Use this as a quick reference for the five password attack types, online vs. offline, hashing, and the four authentication factors.

🧭 Plot Summary
A password is only as strong as the system storing it. Well-designed systems never store your actual password — they store a hash, a one-way scrambled version created by feeding your password through a cryptographic hash function. Even a tiny change to the input completely changes the output, and there's no way to reverse a hash back into the original password.
But hashing alone isn't enough.

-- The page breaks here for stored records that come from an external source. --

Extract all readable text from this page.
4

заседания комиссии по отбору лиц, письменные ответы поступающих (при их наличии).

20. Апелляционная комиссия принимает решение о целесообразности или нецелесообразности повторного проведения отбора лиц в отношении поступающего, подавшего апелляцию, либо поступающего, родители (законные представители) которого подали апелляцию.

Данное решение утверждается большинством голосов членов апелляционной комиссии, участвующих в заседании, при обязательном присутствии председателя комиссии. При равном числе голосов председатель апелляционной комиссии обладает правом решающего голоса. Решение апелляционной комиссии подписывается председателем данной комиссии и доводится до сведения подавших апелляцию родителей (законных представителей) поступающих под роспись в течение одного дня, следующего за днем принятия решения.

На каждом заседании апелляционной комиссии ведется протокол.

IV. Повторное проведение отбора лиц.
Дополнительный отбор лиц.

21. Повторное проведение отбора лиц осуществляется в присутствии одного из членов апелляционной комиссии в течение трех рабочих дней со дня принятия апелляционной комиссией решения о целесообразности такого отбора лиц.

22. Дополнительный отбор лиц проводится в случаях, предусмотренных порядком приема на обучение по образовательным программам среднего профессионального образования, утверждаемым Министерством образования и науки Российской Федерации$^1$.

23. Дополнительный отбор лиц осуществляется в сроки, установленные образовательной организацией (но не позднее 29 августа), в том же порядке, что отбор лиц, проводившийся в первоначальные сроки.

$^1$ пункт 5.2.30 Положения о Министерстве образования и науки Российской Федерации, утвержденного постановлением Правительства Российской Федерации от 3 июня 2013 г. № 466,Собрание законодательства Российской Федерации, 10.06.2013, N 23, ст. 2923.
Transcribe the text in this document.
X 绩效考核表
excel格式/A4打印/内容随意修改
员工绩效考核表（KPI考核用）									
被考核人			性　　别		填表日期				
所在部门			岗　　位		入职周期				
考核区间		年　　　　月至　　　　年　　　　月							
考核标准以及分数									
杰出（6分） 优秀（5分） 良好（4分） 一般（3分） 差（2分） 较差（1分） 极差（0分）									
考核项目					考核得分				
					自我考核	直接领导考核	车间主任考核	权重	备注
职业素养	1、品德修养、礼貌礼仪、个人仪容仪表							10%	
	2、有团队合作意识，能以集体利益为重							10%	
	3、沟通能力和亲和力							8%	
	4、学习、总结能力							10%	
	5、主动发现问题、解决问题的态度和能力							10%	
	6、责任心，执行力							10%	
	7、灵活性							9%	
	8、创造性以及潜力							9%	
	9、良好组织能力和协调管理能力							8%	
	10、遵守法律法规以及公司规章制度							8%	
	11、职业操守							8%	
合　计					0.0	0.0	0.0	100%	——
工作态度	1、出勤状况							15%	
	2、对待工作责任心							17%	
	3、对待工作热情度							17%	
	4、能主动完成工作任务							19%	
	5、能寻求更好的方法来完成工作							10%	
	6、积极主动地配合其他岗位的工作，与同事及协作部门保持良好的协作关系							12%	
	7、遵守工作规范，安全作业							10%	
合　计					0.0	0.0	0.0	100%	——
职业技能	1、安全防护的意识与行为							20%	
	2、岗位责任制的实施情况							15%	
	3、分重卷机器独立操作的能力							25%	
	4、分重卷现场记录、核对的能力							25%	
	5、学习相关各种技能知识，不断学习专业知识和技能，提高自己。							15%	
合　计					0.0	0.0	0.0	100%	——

Adversaries have built an entire toolkit for attacking passwords anyway — and knowing the difference between an online attack (happening live, against a real login page) and an offline attack (happening on the adversary's own machine, against a stolen hash database) is one of the most exam-relevant distinctions in this whole unit.
Five password attacks to know
What you will do in this lesson
- Read a login log and identify the signs of an in-progress password attack.
- Understand why hashing and salting keep stored passwords safe even in a data breach.
- Tell apart the five major password attack types — and which ones are online vs. offline.
- Learn the four authentication factors and why multifactor authentication matters.
- Configure real login and lockout settings on a virtual server.
Why it matters
Authentication is the front door to every system you'll ever secure. This is the first activity where you're not just discussing concepts — you're configuring real login settings on the PLTW virtual server, the same skill tested directly in AP FRQ Scenario 4B.
✅ Self-Check Before You Roll On
Check off each item as you get there. These are not grades — they are your own signal.